あなたは人間?保育士の妊娠についての周りの反応

保育士は子どもが好きな人が多いです。保育士の過酷な労働環境を支えるのは、子ども達の笑顔と、子ども達を好きだという情熱だけだと言っても過言ではありません。

しかし、そんな保育士も同じ保育園の保育士が妊娠した際には、「おめでとう!」だけでは済まされないのです。

今回はそんな保育士達が抱える、妊娠についての闇の部分に迫ります。また、闇を抱えるのは保育士だけではありません、保護者も時には闇の部分を抱えているのです。

こういった闇に触れて、保育士がどんどんと辞めたり転職してしまっているのを知って欲しいと思います。

保護者の反応は…

まず気になるのは、保護者の反応です。保護者は、表では「おめでとうございます」と喜んではくれますが、内心は複雑です。

まず、その保育士が産休に入った時には一体誰が担任になるのか、その担任はしっかりした人なのか、保育体制が崩れて子どもの怪我や事故に繋がらないかなど、様々な思いが駆け巡ります。

我が子が大切だからこそ、保育士がいなくなって環境が変化し、その変化がどんな影響を我が子に与えるのかが不安になるのです。

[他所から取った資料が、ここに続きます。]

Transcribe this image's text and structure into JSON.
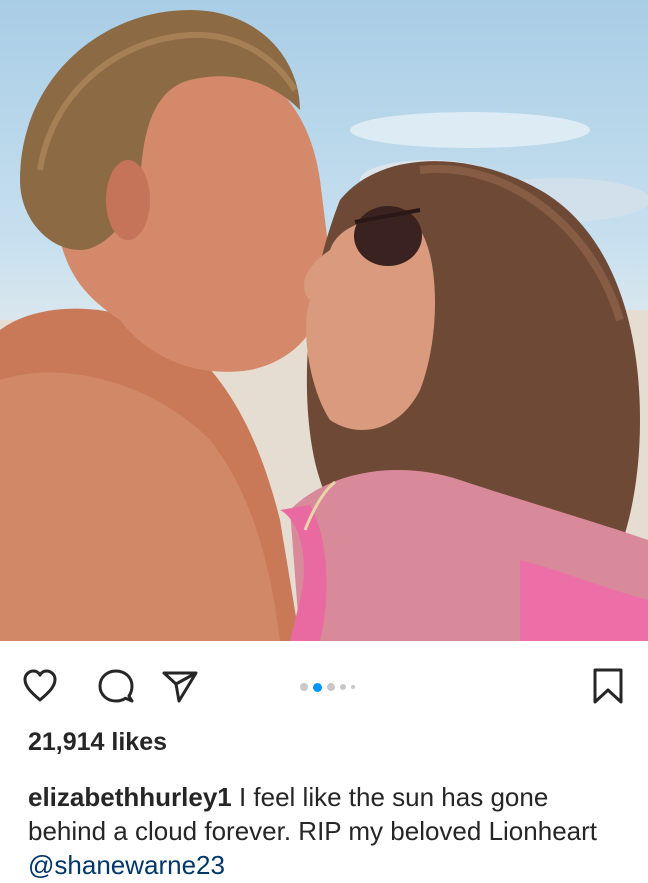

実際、別の日に私に対して、「もう新しい担任は決まっているの?」や、「今の時期はちょっとねぇ…」と、クレームに近い言葉を投げ掛けてくる保護者もいました。

保育園側も大騒動

園側も大混乱で、産休に入る前に保育士を配置しなければなりませんが、悪い条件では誰も来ません。しかし、もたもたしていてはその先生が産休に入ってしまい、全く何も知らない保育士を現場に押し出すしかなくなってしまいます。

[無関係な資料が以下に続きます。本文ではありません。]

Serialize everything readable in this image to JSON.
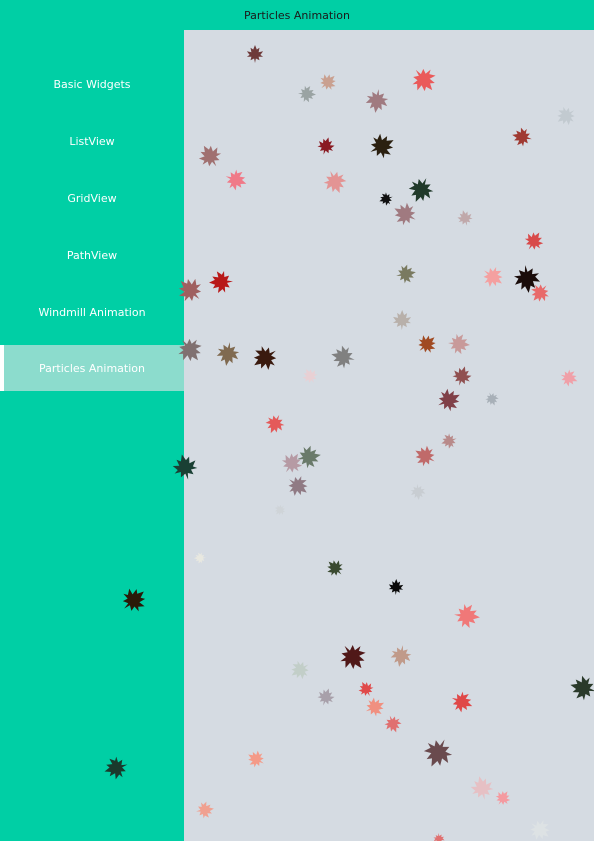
{
  "window": {
    "title": "Particles Animation"
  },
  "sidebar": {
    "items": [
      {
        "label": "Basic Widgets"
      },
      {
        "label": "ListView"
      },
      {
        "label": "GridView"
      },
      {
        "label": "PathView"
      },
      {
        "label": "Windmill Animation"
      },
      {
        "label": "Particles Animation",
        "active": true
      }
    ]
  },
  "scene": {
    "particle_icon": "maple-leaf-icon",
    "colors": {
      "header_bg": "#00cfa5",
      "sidebar_bg": "#00cfa5",
      "active_item_bg": "#8cdccd",
      "content_bg": "#d5dbe2"
    }
  }
}
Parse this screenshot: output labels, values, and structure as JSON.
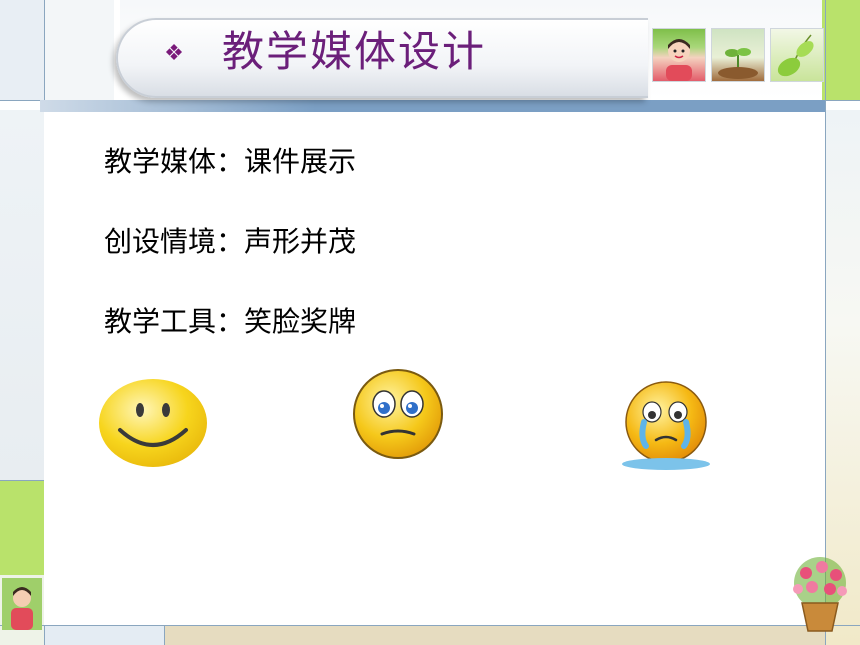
{
  "slide": {
    "title": "教学媒体设计",
    "bullet_symbol": "❖",
    "lines": [
      {
        "label": "教学媒体：课件展示"
      },
      {
        "label": "创设情境：声形并茂"
      },
      {
        "label": "教学工具：笑脸奖牌"
      }
    ],
    "faces": [
      {
        "icon": "smiling-face-icon"
      },
      {
        "icon": "worried-face-icon"
      },
      {
        "icon": "crying-face-icon"
      }
    ]
  },
  "colors": {
    "title": "#6b1f7a",
    "accent_green": "#b9e26b",
    "band_blue": "#7b9fc4",
    "face_yellow": "#f7d51d"
  }
}
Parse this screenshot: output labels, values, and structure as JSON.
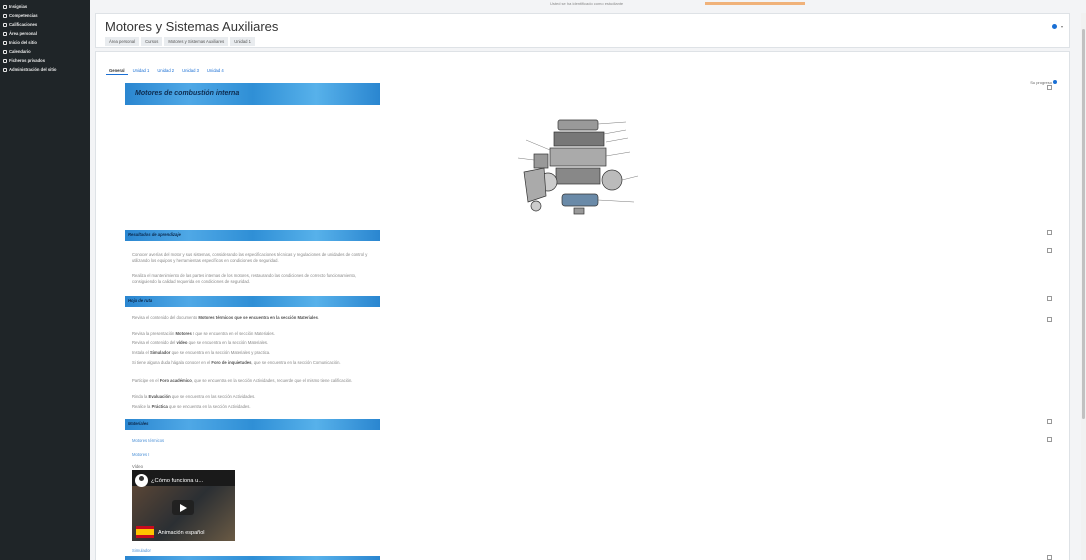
{
  "topstrip": {
    "text": "Usted se ha identificado como estudiante"
  },
  "sidebar": {
    "items": [
      {
        "label": "Insignias",
        "icon": "badge-icon"
      },
      {
        "label": "Competencias",
        "icon": "competencies-icon"
      },
      {
        "label": "Calificaciones",
        "icon": "grades-icon"
      },
      {
        "label": "Área personal",
        "icon": "dashboard-icon"
      },
      {
        "label": "Inicio del sitio",
        "icon": "home-icon"
      },
      {
        "label": "Calendario",
        "icon": "calendar-icon"
      },
      {
        "label": "Ficheros privados",
        "icon": "files-icon"
      },
      {
        "label": "Administración del sitio",
        "icon": "gear-icon"
      }
    ]
  },
  "header": {
    "title": "Motores y Sistemas Auxiliares",
    "breadcrumb": [
      "Área personal",
      "Cursos",
      "Motores y Sistemas Auxiliares",
      "Unidad 1"
    ]
  },
  "tabs": [
    "General",
    "Unidad 1",
    "Unidad 2",
    "Unidad 3",
    "Unidad 4"
  ],
  "progress_label": "Su progreso",
  "sections": {
    "main_banner": "Motores de combustión interna",
    "resultados": "Resultados de aprendizaje",
    "resultados_p1": "Conocer averías del motor y sus sistemas, considerando las especificaciones técnicas y regulaciones de unidades de control y utilizando los equipos y herramientas específicos en condiciones de seguridad.",
    "resultados_p2": "Realiza el mantenimiento de las partes internas de los motores, restaurando las condiciones de correcto funcionamiento, consiguiendo la calidad requerida en condiciones de seguridad.",
    "hoja": "Hoja de ruta",
    "materiales": "Materiales",
    "mat_link1": "Motores térmicos",
    "mat_link2": "Motores I",
    "mat_video_label": "Vídeo",
    "mat_simulador": "Simulador"
  },
  "hoja_steps": [
    {
      "a": "Revisa el contenido del documento ",
      "b": "Motores térmicos que se encuentra en la sección Materiales",
      "c": "."
    },
    {
      "a": "Revisa la presentación ",
      "b": "Motores",
      "c": " I que se encuentra en el sección Materiales."
    },
    {
      "a": "Revisa el contenido del ",
      "b": "vídeo",
      "c": " que se encuentra en la sección Materiales."
    },
    {
      "a": "Instala el ",
      "b": "Simulador",
      "c": " que se encuentra en la sección Materiales y practica."
    },
    {
      "a": "Si tiene alguna duda hágala conocer en el ",
      "b": "Foro de inquietudes",
      "c": ", que se encuentra en la sección Comunicación."
    },
    {
      "a": "Participe en el ",
      "b": "Foro académico",
      "c": ", que se encuentra en la sección Actividades, recuerde que el mismo tiene calificación."
    },
    {
      "a": "Rinda la ",
      "b": "Evaluación",
      "c": " que se encuentra en las sección Actividades."
    },
    {
      "a": "Realice la ",
      "b": "Práctica",
      "c": " que se encuentra en la sección Actividades."
    }
  ],
  "video": {
    "title": "¿Cómo funciona u...",
    "subtitle": "Animación español"
  },
  "colors": {
    "accent": "#1a6fd4",
    "sidebar": "#1f2528",
    "banner": "#2f8fd6"
  }
}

そういったずさんな保育が、子どもの怪我や事故を誘発するので、その事態は避けなければなりません。

ある程度新人の教育期間を取る為に、保育園側は周りの園よりも好条件で保育士を募集します。

そのために、本当ならば勤続している先生がなれた正社員のポジションを、新しく入る先生に与える、前からいた先生よりも給料がいい、または前からいた先生が苦労して得た昇給をスタートから得られるなど、前からいる先生へと負担がいきます。

そういった事で、妊娠した先生を本来ならば祝福するべきなのに、被害にばかり目がいってしまって、「あの先生があんなタイミングで妊娠なんてするから…」と、いじめを誘発する事もあるのです。

一般企業に流れる理由

上記のような考え方が保育士業界には深く根付いており、特に少人数制の所や、親族経営の所なんかは上層部の言う事が絶対なので、一保育士が騒いだ所で何も変わりません。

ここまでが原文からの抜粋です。